For our purposes, though, I just want to note that Agrama describes the asecular as a situation where we can be genuinely indifferent to the question “secular vs. religious” and its stakes. As a result, he says, such asecular moments open up spaces for us to think beyond our current predicaments. Agrama’s indifference sounds very much like what Agamben throughout his work calls a “zone of indistinction” that suspends the economy of potential and actual, secular and religious, sacred and profane, law and life, particular and universal. This indifference marks liberation from a signature, theological or otherwise. In another scholar’s paraphrase, for Agamben, “To exist with indifference to common forms of belonging, falling neither into the singularity of identity nor the emptiness of universalism, is the condition of the being that will usher in the coming community.”

Hirschkind argues that the unique political sensibility of the Egyptian uprising has a distinct intellectual genealogy within Egyptian political experience.
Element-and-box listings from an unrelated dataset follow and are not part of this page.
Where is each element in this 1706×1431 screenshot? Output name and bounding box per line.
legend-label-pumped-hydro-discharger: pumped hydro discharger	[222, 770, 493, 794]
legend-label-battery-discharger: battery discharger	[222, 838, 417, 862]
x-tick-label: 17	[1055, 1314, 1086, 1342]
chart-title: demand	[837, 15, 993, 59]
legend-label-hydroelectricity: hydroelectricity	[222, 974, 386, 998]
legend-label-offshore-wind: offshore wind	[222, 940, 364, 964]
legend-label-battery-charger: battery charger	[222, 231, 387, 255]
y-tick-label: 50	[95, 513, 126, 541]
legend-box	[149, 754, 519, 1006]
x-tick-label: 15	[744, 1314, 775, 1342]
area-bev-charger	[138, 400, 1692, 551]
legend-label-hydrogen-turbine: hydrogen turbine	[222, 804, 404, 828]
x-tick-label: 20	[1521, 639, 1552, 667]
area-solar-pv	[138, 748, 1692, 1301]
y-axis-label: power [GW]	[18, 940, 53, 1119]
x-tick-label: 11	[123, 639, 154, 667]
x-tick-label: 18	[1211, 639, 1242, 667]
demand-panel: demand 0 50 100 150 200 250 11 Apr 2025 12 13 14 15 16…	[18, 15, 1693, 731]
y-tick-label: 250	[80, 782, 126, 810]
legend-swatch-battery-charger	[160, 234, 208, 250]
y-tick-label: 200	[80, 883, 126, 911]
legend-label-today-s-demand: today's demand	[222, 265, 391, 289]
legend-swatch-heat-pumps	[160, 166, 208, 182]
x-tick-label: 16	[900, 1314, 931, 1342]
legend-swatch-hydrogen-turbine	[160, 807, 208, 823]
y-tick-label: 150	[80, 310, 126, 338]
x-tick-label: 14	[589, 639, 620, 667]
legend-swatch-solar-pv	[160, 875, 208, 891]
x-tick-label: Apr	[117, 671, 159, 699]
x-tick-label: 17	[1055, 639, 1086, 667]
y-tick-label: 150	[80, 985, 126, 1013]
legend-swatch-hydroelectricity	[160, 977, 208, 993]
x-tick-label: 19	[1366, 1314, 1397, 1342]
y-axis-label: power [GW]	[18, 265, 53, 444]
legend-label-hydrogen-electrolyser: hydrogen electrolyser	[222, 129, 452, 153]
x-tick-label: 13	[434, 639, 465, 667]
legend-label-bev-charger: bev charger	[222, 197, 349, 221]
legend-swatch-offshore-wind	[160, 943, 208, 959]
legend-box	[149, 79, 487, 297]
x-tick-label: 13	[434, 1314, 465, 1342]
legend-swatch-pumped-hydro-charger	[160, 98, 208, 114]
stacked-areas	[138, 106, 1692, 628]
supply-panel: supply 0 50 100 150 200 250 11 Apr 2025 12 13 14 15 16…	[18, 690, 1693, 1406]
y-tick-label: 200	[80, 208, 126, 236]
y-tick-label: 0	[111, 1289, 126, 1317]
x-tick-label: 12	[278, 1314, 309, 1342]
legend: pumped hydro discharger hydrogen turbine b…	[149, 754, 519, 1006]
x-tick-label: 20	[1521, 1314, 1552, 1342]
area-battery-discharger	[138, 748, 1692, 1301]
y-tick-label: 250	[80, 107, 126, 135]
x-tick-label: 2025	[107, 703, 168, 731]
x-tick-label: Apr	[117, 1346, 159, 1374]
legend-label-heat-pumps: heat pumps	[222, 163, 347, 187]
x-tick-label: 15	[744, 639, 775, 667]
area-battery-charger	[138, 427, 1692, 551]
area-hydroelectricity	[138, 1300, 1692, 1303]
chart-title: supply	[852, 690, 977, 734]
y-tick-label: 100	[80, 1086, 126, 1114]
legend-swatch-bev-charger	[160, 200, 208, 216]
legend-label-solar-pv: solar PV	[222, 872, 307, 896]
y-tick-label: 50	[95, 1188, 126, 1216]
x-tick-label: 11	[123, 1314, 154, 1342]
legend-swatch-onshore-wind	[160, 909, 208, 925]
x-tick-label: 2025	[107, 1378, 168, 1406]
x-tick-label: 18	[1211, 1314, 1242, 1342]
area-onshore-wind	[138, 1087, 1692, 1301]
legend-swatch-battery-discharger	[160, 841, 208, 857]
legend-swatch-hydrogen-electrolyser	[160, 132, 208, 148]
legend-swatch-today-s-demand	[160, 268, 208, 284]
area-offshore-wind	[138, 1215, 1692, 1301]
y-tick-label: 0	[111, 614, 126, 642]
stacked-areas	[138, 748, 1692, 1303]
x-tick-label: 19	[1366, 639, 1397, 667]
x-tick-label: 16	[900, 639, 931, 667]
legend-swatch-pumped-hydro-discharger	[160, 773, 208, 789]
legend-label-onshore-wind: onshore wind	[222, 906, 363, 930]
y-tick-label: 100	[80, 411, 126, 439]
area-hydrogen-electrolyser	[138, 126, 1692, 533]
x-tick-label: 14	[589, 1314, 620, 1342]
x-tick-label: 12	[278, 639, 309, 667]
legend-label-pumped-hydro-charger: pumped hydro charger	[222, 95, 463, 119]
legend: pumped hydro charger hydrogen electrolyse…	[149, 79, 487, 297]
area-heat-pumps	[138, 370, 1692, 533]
Likewise, the U of T’s own Mohammad Fadel has argued that the Tunisian and Egyptian Revolutions must properly be understood against the background of Islamic modernist political thought. On the one hand, then, Agamben gives us a vocabulary to consider the protests in terms of bare sovereignty; on the other, and even as it exceeds its historical context, the specific shape of that sovereignty must be understood against its intellectual genealogy. This means that the Egyptian articulation of bare sovereignty can dialectically speak back to Agamben as well. Taking these revolutions seriously, that is, admitting both their oppositional structure and their reworking of different strands of political thought, means also that Agamben’s “coming community”—characterized by nothing so much as its genuine indifference to divisions of identity and open to its originary political structure—is itself contested in its apparent simplicity.